Chromium-vacancy clusters in dilute bcc Fe-Cr alloys: An ab initio study

Abstract

Using an ab initio approach, we explore the stability of small vacancy and vacancy-chromium clusters in dilute body-centred cubic Fe-Cr alloys. To explain experimental observations described in C.D. Hardie et al., J. Nucl. Mater.439, 33 (2013) and showing the occurrence of Cr segregation in low-Cr alloys, we investigate if chromium can form stable bound configurations with vacancies in alloys with chromium concentration below the low-temperature chromium solubility limit of 10–11 at. %. We find that a single vacancy can attract up to four Cr atoms in the most energetically favourable cluster configuration.

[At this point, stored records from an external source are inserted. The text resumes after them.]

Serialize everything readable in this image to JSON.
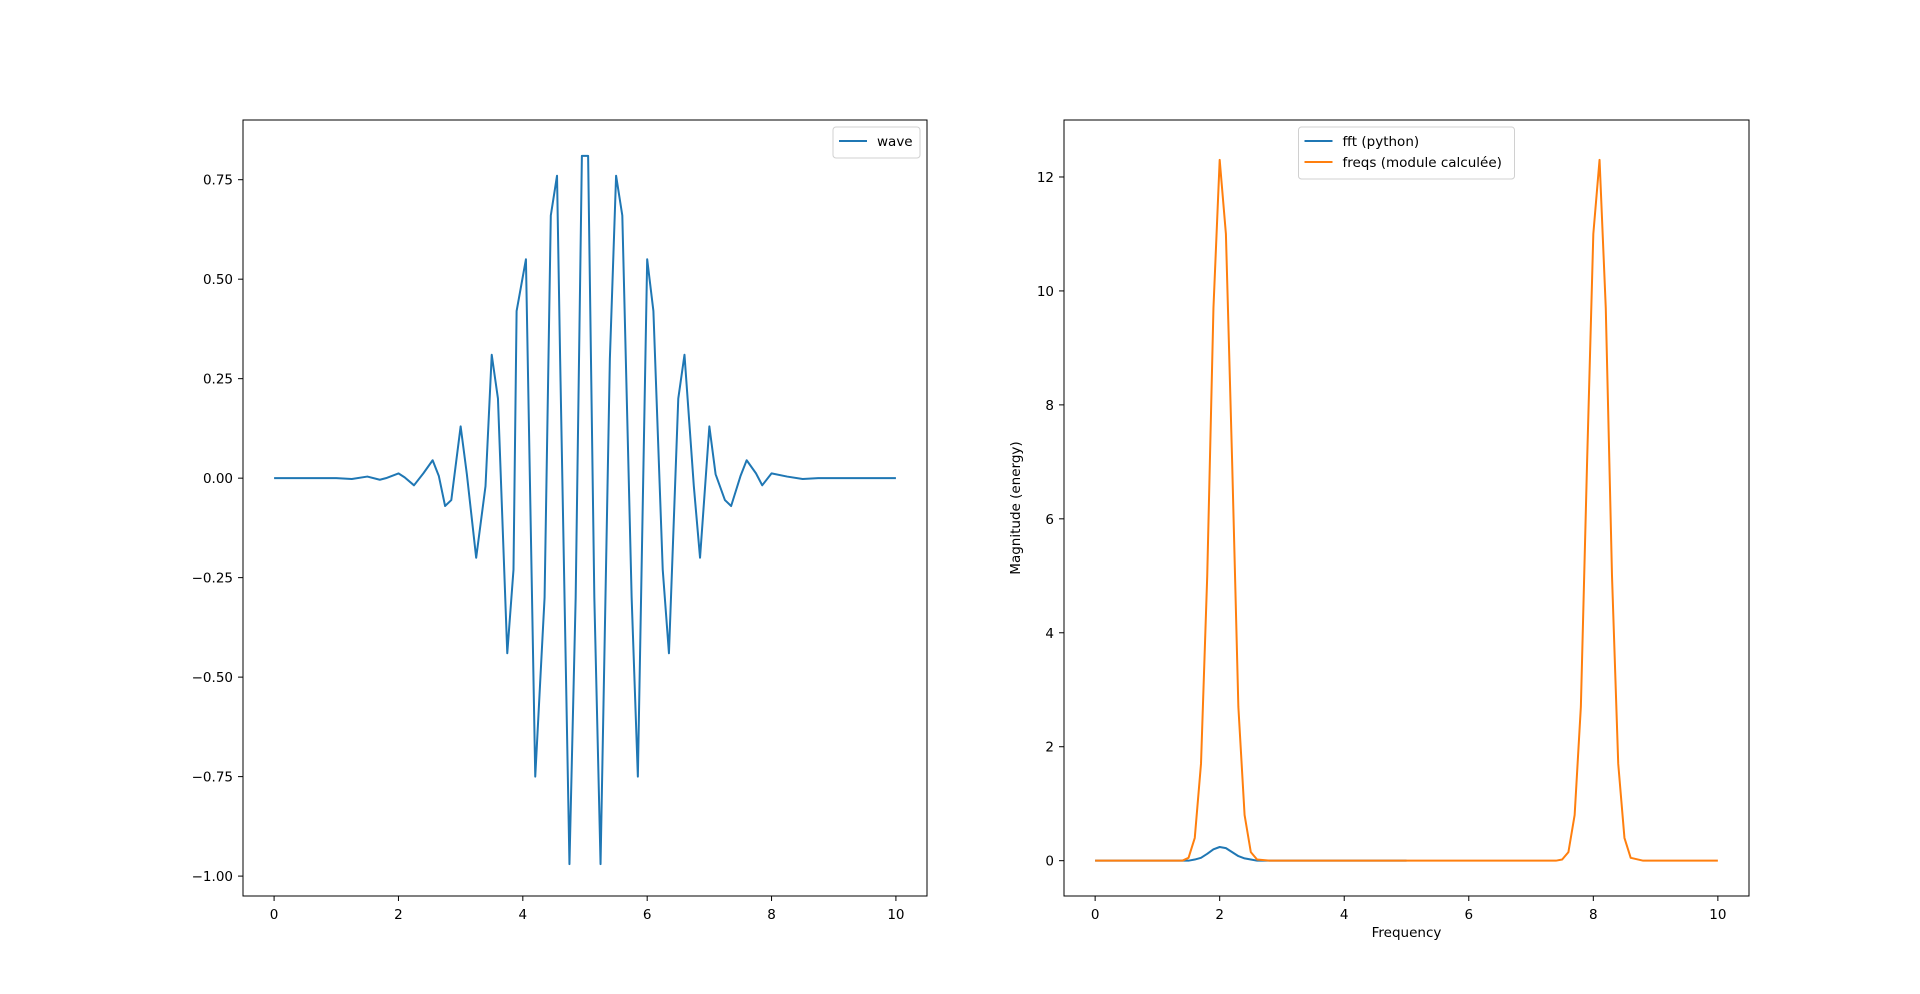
{
  "chart_data": [
    {
      "type": "line",
      "title": "",
      "xlabel": "",
      "ylabel": "",
      "xlim": [
        -0.5,
        10.5
      ],
      "ylim": [
        -1.05,
        0.9
      ],
      "xticks": [
        0,
        2,
        4,
        6,
        8,
        10
      ],
      "xtick_labels": [
        "0",
        "2",
        "4",
        "6",
        "8",
        "10"
      ],
      "yticks": [
        -1.0,
        -0.75,
        -0.5,
        -0.25,
        0.0,
        0.25,
        0.5,
        0.75
      ],
      "ytick_labels": [
        "−1.00",
        "−0.75",
        "−0.50",
        "−0.25",
        "0.00",
        "0.25",
        "0.50",
        "0.75"
      ],
      "grid": false,
      "legend_position": "top-right",
      "series": [
        {
          "name": "wave",
          "color": "#1f77b4",
          "x": [
            0,
            0.25,
            0.5,
            0.75,
            1,
            1.25,
            1.5,
            1.7,
            1.8,
            2.0,
            2.1,
            2.25,
            2.4,
            2.55,
            2.65,
            2.75,
            2.85,
            3.0,
            3.1,
            3.25,
            3.4,
            3.5,
            3.6,
            3.75,
            3.85,
            3.9,
            4.05,
            4.2,
            4.35,
            4.45,
            4.55,
            4.6,
            4.75,
            4.85,
            4.95,
            5.05,
            5.15,
            5.25,
            5.4,
            5.5,
            5.6,
            5.75,
            5.85,
            6.0,
            6.1,
            6.25,
            6.35,
            6.5,
            6.6,
            6.75,
            6.85,
            7.0,
            7.1,
            7.25,
            7.35,
            7.5,
            7.6,
            7.75,
            7.85,
            8.0,
            8.25,
            8.5,
            8.75,
            9,
            9.5,
            10
          ],
          "values": [
            0,
            0,
            0,
            0,
            0,
            -0.002,
            0.004,
            -0.004,
            0,
            0.012,
            0.002,
            -0.018,
            0.012,
            0.045,
            0.005,
            -0.07,
            -0.055,
            0.13,
            0.01,
            -0.2,
            -0.02,
            0.31,
            0.2,
            -0.44,
            -0.23,
            0.42,
            0.55,
            -0.75,
            -0.3,
            0.66,
            0.76,
            0.3,
            -0.97,
            -0.3,
            0.81,
            0.81,
            -0.3,
            -0.97,
            0.3,
            0.76,
            0.66,
            -0.3,
            -0.75,
            0.55,
            0.42,
            -0.23,
            -0.44,
            0.2,
            0.31,
            -0.02,
            -0.2,
            0.13,
            0.01,
            -0.055,
            -0.07,
            0.005,
            0.045,
            0.012,
            -0.018,
            0.012,
            0.004,
            -0.002,
            0,
            0,
            0,
            0
          ]
        }
      ]
    },
    {
      "type": "line",
      "title": "",
      "xlabel": "Frequency",
      "ylabel": "Magnitude (energy)",
      "xlim": [
        -0.5,
        10.5
      ],
      "ylim": [
        -0.62,
        13.0
      ],
      "xticks": [
        0,
        2,
        4,
        6,
        8,
        10
      ],
      "xtick_labels": [
        "0",
        "2",
        "4",
        "6",
        "8",
        "10"
      ],
      "yticks": [
        0,
        2,
        4,
        6,
        8,
        10,
        12
      ],
      "ytick_labels": [
        "0",
        "2",
        "4",
        "6",
        "8",
        "10",
        "12"
      ],
      "grid": false,
      "legend_position": "top-center",
      "series": [
        {
          "name": "fft (python)",
          "color": "#1f77b4",
          "x": [
            0,
            1.5,
            1.6,
            1.7,
            1.8,
            1.9,
            2.0,
            2.1,
            2.2,
            2.3,
            2.4,
            2.5,
            2.6,
            2.7,
            3,
            4,
            5
          ],
          "values": [
            0,
            0,
            0.02,
            0.05,
            0.12,
            0.2,
            0.24,
            0.22,
            0.15,
            0.08,
            0.04,
            0.02,
            0,
            0,
            0,
            0,
            0
          ]
        },
        {
          "name": "freqs (module calculée)",
          "color": "#ff7f0e",
          "x": [
            0,
            1.4,
            1.5,
            1.6,
            1.7,
            1.8,
            1.9,
            2.0,
            2.1,
            2.2,
            2.3,
            2.4,
            2.5,
            2.6,
            2.8,
            7.4,
            7.5,
            7.6,
            7.7,
            7.8,
            7.9,
            8.0,
            8.1,
            8.2,
            8.3,
            8.4,
            8.5,
            8.6,
            8.8,
            10
          ],
          "values": [
            0,
            0,
            0.05,
            0.4,
            1.7,
            5.0,
            9.7,
            12.3,
            11.0,
            7.0,
            2.7,
            0.8,
            0.15,
            0.02,
            0,
            0,
            0.02,
            0.15,
            0.8,
            2.7,
            7.0,
            11.0,
            12.3,
            9.7,
            5.0,
            1.7,
            0.4,
            0.05,
            0,
            0
          ]
        }
      ]
    }
  ]
}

The magnetic origin of the binding energy trend is confirmed by a correlation between the average value of the magnetic moment of a Cr atom and the binding energy. Similar trends are also found for di-vacancy-Cr clusters, confirming that they likely also characterise larger systems not yet accessible to ab initio calculations. The ratio of the binding energy to the number of Cr atoms increased more than twice in the di-vacancy case in comparison with a single vacancy case. The binding energy of clusters containing single vacancy as well as di-vacancies can be well described by analytical expression that includes numbers of vacancy-vacancy, vacancy-Cr, and Cr-Cr pairs.